I often mix the vectors up and end up getting the wrong triangle sketch or end up finding the answer for the wrong side of the triangle!
That's a pretty common mixup. ;)

Anyway, the vector that is relative to the water is the one that we aim for when steering.
In our case it's angled upward against the stream.

Any point that is fixed on the earth, that is, our starting point and our destination point, are just that - they are relative to the earth.
Then again, the earth is also rotating, but we pretend that it's not, and that the land is fixed. We are not considering how our earth has moved in space for these problems.
Similarly, when we are actually in the water, the water is (sort of) fixed as well, and we move with respect to the water.
It's just that our destination point (north and fixed on the land) is shifting, so we need to go diagonal and upstream with respect to the water in order to reach that shifting goal. And if we don't hurry up, we'll 'miss' our goal. :oldeek:
 
  • #7
Lori
That's a pretty common mixup. ;)

Anyway, the vector that is relative to the water is the one that we aim for when steering.
In our case it's angled upward against the stream.

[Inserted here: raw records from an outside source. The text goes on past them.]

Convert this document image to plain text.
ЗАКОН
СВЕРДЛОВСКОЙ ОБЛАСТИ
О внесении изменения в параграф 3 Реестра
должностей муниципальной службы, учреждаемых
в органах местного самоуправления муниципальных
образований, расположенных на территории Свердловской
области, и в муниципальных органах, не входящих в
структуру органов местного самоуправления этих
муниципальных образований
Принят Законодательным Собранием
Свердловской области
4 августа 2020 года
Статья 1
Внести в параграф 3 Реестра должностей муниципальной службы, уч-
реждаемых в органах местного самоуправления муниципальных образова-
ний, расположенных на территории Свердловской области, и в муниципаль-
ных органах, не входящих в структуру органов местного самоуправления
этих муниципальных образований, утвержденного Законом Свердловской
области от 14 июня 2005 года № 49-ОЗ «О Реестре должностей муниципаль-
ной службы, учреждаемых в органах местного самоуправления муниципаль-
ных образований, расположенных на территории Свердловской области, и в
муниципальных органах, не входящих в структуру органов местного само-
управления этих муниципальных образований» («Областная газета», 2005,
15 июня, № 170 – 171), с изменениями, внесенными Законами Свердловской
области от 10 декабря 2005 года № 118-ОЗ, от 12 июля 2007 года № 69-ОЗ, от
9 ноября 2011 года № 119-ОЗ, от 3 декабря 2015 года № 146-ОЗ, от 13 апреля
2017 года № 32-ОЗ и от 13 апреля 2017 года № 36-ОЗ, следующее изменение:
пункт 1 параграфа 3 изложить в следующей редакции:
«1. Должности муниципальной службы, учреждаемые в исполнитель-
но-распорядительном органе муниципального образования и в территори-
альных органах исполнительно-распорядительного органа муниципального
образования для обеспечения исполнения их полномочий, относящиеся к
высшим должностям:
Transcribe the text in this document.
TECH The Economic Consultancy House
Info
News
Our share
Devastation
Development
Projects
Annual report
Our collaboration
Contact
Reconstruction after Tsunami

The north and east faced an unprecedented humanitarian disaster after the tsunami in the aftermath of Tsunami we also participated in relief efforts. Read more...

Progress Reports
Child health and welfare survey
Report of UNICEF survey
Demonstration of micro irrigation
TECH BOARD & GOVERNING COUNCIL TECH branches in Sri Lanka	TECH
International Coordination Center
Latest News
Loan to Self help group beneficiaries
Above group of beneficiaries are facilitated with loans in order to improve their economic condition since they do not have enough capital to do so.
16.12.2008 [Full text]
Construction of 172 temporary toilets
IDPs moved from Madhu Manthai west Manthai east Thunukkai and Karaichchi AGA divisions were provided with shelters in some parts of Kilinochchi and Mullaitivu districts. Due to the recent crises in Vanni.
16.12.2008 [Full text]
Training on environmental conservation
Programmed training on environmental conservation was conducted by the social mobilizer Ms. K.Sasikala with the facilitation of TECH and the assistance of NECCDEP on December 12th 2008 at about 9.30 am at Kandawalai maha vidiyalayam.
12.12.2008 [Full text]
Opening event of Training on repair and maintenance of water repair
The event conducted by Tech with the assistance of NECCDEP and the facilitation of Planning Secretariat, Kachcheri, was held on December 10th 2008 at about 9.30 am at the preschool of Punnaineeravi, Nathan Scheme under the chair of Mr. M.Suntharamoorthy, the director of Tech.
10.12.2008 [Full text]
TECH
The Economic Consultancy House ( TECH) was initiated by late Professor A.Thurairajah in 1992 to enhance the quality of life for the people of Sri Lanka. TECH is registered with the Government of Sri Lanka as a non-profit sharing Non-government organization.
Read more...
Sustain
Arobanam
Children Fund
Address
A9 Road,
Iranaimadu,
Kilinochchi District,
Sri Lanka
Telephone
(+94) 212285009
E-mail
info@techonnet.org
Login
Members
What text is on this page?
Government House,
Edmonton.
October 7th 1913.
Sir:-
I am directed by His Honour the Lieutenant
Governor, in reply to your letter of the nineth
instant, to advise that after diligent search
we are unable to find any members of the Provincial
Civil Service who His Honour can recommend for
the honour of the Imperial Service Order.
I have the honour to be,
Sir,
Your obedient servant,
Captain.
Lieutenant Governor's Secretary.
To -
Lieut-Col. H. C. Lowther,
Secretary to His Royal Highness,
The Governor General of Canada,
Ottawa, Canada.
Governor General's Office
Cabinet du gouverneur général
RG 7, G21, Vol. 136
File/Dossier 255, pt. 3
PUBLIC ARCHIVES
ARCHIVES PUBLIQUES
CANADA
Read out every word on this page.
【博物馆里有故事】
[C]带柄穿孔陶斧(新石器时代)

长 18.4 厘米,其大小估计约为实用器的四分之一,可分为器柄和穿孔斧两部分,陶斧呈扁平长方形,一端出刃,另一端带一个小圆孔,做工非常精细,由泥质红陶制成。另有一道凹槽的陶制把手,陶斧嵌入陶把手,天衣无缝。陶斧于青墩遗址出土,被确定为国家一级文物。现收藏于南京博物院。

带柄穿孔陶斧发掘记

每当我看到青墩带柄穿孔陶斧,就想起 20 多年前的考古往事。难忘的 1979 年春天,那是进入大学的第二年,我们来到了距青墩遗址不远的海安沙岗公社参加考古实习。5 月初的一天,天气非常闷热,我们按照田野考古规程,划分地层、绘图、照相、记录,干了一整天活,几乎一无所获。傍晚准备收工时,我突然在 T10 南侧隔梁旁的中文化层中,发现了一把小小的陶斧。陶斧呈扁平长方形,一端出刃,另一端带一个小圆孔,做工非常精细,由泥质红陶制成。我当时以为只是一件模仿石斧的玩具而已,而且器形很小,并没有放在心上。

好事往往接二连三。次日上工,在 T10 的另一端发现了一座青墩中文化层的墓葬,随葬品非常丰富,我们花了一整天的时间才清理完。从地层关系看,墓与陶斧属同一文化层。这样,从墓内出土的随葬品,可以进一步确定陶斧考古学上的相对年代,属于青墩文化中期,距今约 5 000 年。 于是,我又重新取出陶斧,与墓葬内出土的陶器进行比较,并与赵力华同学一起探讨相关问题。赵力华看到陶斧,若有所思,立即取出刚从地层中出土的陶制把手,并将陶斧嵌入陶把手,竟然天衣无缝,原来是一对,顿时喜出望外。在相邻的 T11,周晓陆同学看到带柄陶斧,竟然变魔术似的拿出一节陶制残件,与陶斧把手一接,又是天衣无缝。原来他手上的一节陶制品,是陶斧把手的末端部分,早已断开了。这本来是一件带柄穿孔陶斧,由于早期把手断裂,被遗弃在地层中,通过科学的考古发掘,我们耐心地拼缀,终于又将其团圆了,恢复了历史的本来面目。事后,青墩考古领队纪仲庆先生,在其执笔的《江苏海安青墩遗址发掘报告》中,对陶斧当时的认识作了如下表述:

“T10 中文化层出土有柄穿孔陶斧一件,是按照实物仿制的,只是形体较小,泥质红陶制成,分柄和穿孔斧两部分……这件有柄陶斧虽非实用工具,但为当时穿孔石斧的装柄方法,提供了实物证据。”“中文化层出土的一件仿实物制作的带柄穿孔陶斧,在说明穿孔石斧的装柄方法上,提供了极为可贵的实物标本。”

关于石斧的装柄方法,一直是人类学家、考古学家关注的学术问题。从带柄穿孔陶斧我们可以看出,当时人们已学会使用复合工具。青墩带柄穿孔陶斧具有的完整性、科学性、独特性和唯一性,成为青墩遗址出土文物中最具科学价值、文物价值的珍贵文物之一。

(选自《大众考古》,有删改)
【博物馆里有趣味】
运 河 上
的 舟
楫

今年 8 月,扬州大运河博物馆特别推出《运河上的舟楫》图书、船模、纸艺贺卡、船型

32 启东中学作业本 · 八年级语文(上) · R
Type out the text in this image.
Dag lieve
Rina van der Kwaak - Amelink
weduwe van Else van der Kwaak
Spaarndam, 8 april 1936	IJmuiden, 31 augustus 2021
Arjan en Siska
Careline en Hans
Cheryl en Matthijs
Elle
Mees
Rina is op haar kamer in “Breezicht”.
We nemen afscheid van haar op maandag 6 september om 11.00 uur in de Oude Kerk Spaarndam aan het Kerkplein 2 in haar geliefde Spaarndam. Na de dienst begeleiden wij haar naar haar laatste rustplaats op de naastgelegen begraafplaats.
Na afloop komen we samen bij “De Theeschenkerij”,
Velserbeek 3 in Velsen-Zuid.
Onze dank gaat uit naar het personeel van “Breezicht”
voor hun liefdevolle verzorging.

Any point that is fixed on the earth, that is, our starting point and our destination point, are just that - they are relative to the earth.
Then again, the earth is also rotating, but we pretend that it's not, and that the land is fixed. We are not considering how our earth has moved in space for these problems.
Similarly, when we are actually in the water, the water is (sort of) fixed as well, and we move with respect to the water.
It's just that our destination point (north and fixed on the land) is shifting, so we need to go diagonal and upstream with respect to the water in order to reach that shifting goal. And if we don't hurry up, we'll 'miss' our goal. :oldeek:
Thanks so much, you really cleared up any doubts that i have with these kind of problems.